Un intervento che ammetta la deducibilità delle minusvalenze dai redditi di capitale è probabilmente ostacolato dal timore che abbia ripercussioni sul gettito fiscale.

Ma si possono individuare diversi modi per preservare la filosofia di fondo della legge evitando allo stesso tempo che tale filosofia produca effetti illogici ed impatti non sostenibili sul gettito. Uno di questi potrebbe essere quello di consentire, come ormai accade in molti campi, di trasformare le minusvalenze realizzate, ma non utilizzate in compensazione di plusvalenze, in “crediti d'imposta” disciplinandone l'utilizzo in modo compatibile con le esigenze di gettito.

L’ESEMPIO

Se un investitore (non imprenditore) ottiene il rimborso di due fondi d'investimento realizzando per il primo una perdita di 1.000 e per il secondo un reddito di uguale importo, pur non avendo conseguito alcun guadagno effettivo realizzerà un reddito di capitale di 1.000 (tassabile di norma con l'imposta sostitutiva del 26%) e contemporaneamente una minusvalenza di 1.000.

La minusvalenza (salvo che in presenza di opzione per il risparmio gestito) non è compensabile con il reddito di capitale, ma è riportabile nei quattro anni successivi potendo essere dedotta da successive plusvalenze realizzate.
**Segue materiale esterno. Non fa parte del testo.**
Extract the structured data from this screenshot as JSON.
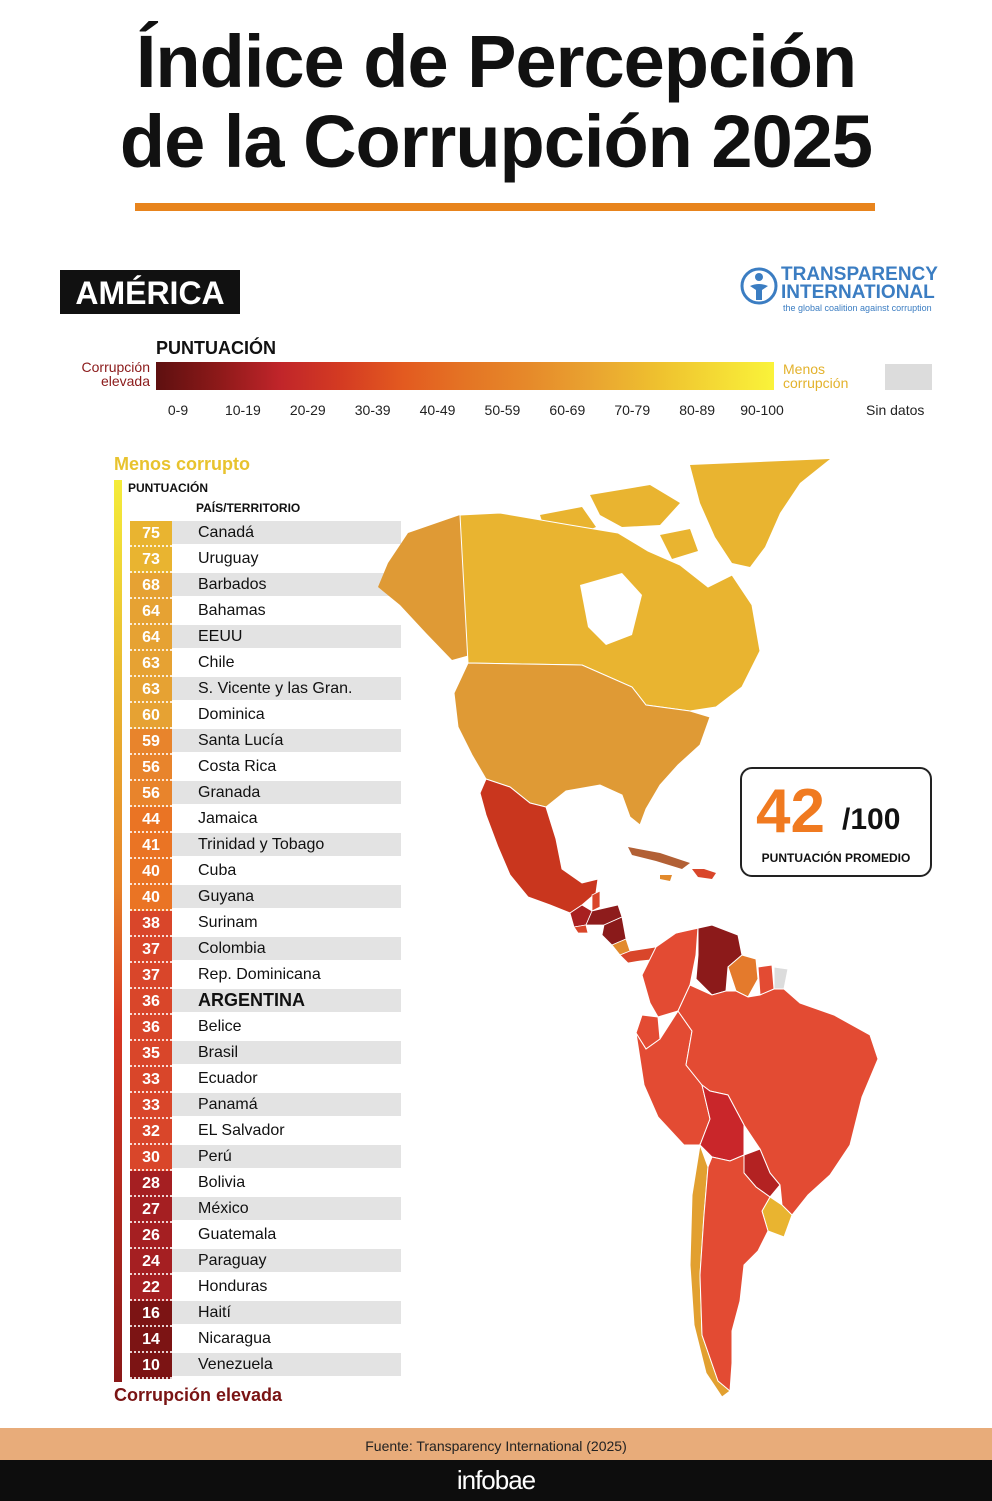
{
  "header": {
    "title_line1": "Índice de Percepción",
    "title_line2": "de la Corrupción 2025",
    "region": "AMÉRICA"
  },
  "logo": {
    "name": "TRANSPARENCY\nINTERNATIONAL",
    "tagline": "the global coalition against corruption"
  },
  "scale": {
    "title": "PUNTUACIÓN",
    "left_label": "Corrupción elevada",
    "right_label": "Menos corrupción",
    "ticks": [
      "0-9",
      "10-19",
      "20-29",
      "30-39",
      "40-49",
      "50-59",
      "60-69",
      "70-79",
      "80-89",
      "90-100"
    ],
    "no_data_label": "Sin datos"
  },
  "ranking": {
    "top_label": "Menos corrupto",
    "score_header": "PUNTUACIÓN",
    "country_header": "PAÍS/TERRITORIO",
    "bottom_label": "Corrupción elevada"
  },
  "average": {
    "value": "42",
    "denominator": "/100",
    "label": "PUNTUACIÓN PROMEDIO"
  },
  "footer": {
    "source": "Fuente: Transparency International (2025)",
    "brand": "infobae"
  },
  "colors": {
    "accent_orange": "#f07a20",
    "rule_orange": "#e8841d",
    "ti_blue": "#3b7dc2",
    "no_data_gray": "#dcdcdc"
  },
  "chart_data": {
    "type": "table",
    "title": "Índice de Percepción de la Corrupción 2025",
    "categories": [
      "Canadá",
      "Uruguay",
      "Barbados",
      "Bahamas",
      "EEUU",
      "Chile",
      "S. Vicente y las Gran.",
      "Dominica",
      "Santa Lucía",
      "Costa Rica",
      "Granada",
      "Jamaica",
      "Trinidad y Tobago",
      "Cuba",
      "Guyana",
      "Surinam",
      "Colombia",
      "Rep. Dominicana",
      "ARGENTINA",
      "Belice",
      "Brasil",
      "Ecuador",
      "Panamá",
      "EL Salvador",
      "Perú",
      "Bolivia",
      "México",
      "Guatemala",
      "Paraguay",
      "Honduras",
      "Haití",
      "Nicaragua",
      "Venezuela"
    ],
    "values": [
      75,
      73,
      68,
      64,
      64,
      63,
      63,
      60,
      59,
      56,
      56,
      44,
      41,
      40,
      40,
      38,
      37,
      37,
      36,
      36,
      35,
      33,
      33,
      32,
      30,
      28,
      27,
      26,
      24,
      22,
      16,
      14,
      10
    ],
    "highlight": "ARGENTINA",
    "value_range": [
      0,
      100
    ],
    "legend_bins": [
      "0-9",
      "10-19",
      "20-29",
      "30-39",
      "40-49",
      "50-59",
      "60-69",
      "70-79",
      "80-89",
      "90-100"
    ]
  }
}
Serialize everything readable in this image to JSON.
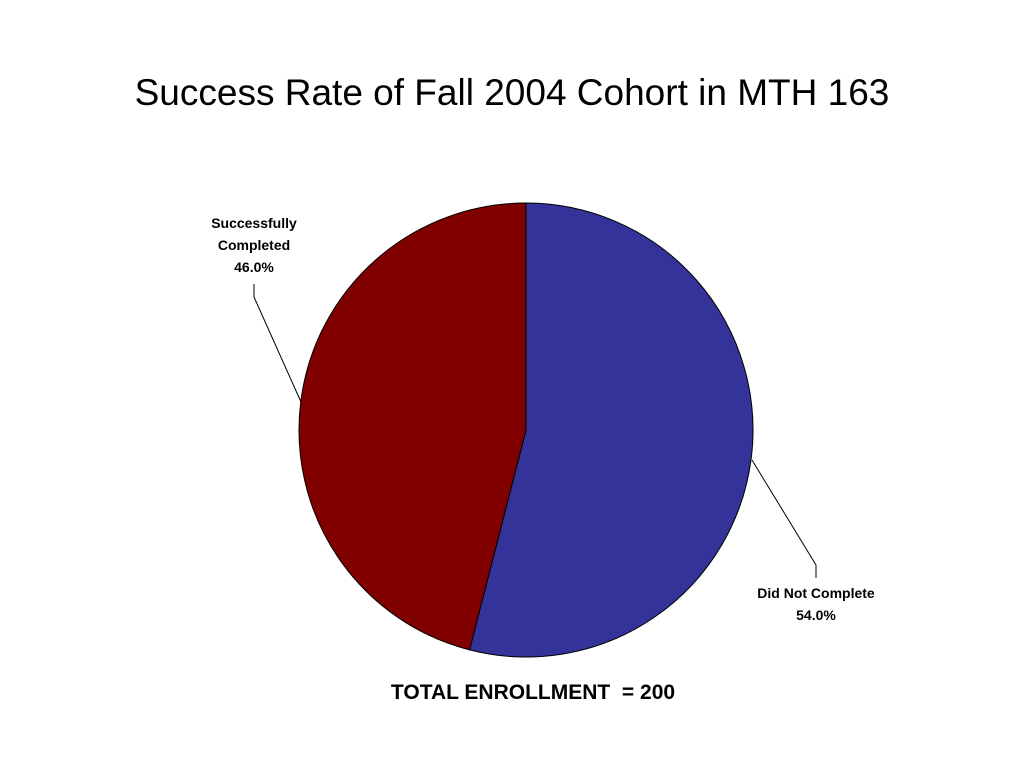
{
  "chart_data": {
    "type": "pie",
    "title": "Success Rate of Fall 2004 Cohort in MTH 163",
    "slices": [
      {
        "label_lines": [
          "Did Not Complete"
        ],
        "value": 54.0,
        "value_label": "54.0%",
        "color": "#333399"
      },
      {
        "label_lines": [
          "Successfully",
          "Completed"
        ],
        "value": 46.0,
        "value_label": "46.0%",
        "color": "#800000"
      }
    ],
    "legend": "none",
    "footer": "TOTAL ENROLLMENT  = 200"
  }
}
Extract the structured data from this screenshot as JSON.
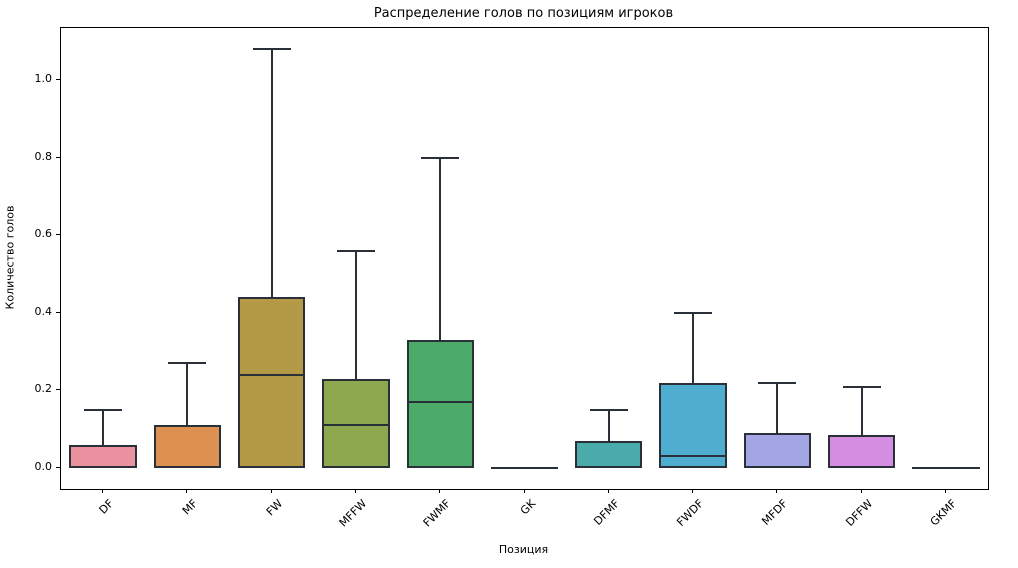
{
  "chart_data": {
    "type": "box",
    "title": "Распределение голов по позициям игроков",
    "xlabel": "Позиция",
    "ylabel": "Количество голов",
    "categories": [
      "DF",
      "MF",
      "FW",
      "MFFW",
      "FWMF",
      "GK",
      "DFMF",
      "FWDF",
      "MFDF",
      "DFFW",
      "GKMF"
    ],
    "y_ticks": [
      0.0,
      0.2,
      0.4,
      0.6,
      0.8,
      1.0
    ],
    "y_tick_labels": [
      "0.0",
      "0.2",
      "0.4",
      "0.6",
      "0.8",
      "1.0"
    ],
    "ylim": [
      -0.054,
      1.134
    ],
    "grid": false,
    "legend": null,
    "boxes": [
      {
        "label": "DF",
        "q1": 0.0,
        "median": 0.0,
        "q3": 0.06,
        "whisker_low": 0.0,
        "whisker_high": 0.15,
        "flat": false,
        "color": "#ea92a0"
      },
      {
        "label": "MF",
        "q1": 0.0,
        "median": 0.0,
        "q3": 0.11,
        "whisker_low": 0.0,
        "whisker_high": 0.27,
        "flat": false,
        "color": "#dc9150"
      },
      {
        "label": "FW",
        "q1": 0.0,
        "median": 0.24,
        "q3": 0.44,
        "whisker_low": 0.0,
        "whisker_high": 1.08,
        "flat": false,
        "color": "#b49a47"
      },
      {
        "label": "MFFW",
        "q1": 0.0,
        "median": 0.11,
        "q3": 0.23,
        "whisker_low": 0.0,
        "whisker_high": 0.56,
        "flat": false,
        "color": "#8da84e"
      },
      {
        "label": "FWMF",
        "q1": 0.0,
        "median": 0.17,
        "q3": 0.33,
        "whisker_low": 0.0,
        "whisker_high": 0.8,
        "flat": false,
        "color": "#4cab69"
      },
      {
        "label": "GK",
        "q1": 0.0,
        "median": 0.0,
        "q3": 0.0,
        "whisker_low": 0.0,
        "whisker_high": 0.0,
        "flat": true,
        "color": null
      },
      {
        "label": "DFMF",
        "q1": 0.0,
        "median": 0.0,
        "q3": 0.07,
        "whisker_low": 0.0,
        "whisker_high": 0.15,
        "flat": false,
        "color": "#4babaa"
      },
      {
        "label": "FWDF",
        "q1": 0.0,
        "median": 0.03,
        "q3": 0.22,
        "whisker_low": 0.0,
        "whisker_high": 0.4,
        "flat": false,
        "color": "#4fadd0"
      },
      {
        "label": "MFDF",
        "q1": 0.0,
        "median": 0.0,
        "q3": 0.09,
        "whisker_low": 0.0,
        "whisker_high": 0.22,
        "flat": false,
        "color": "#a3a5e4"
      },
      {
        "label": "DFFW",
        "q1": 0.0,
        "median": 0.0,
        "q3": 0.085,
        "whisker_low": 0.0,
        "whisker_high": 0.21,
        "flat": false,
        "color": "#d58de2"
      },
      {
        "label": "GKMF",
        "q1": 0.0,
        "median": 0.0,
        "q3": 0.0,
        "whisker_low": 0.0,
        "whisker_high": 0.0,
        "flat": true,
        "color": null
      }
    ],
    "styles": {
      "box_edge_color": "#2a3038",
      "axis_color": "#000000",
      "background": "#ffffff"
    }
  }
}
Consegue che l'investitore sconta immediatamente l'imposta sostitutiva sul provento del primo fondo e conserva l'aspettativa di utilizzare la minusvalenza in futuro.

Il problema è, però, che allo stato attuale gli investimenti che consentono di “sfruttare” la minusvalenza sono solo quelli più rischiosi (azioni e derivati); se l'investitore mantiene la strategia di detenere fondi comuni (scelta meno rischiosa), la minusvalenza andrà inevitabilmente perduta.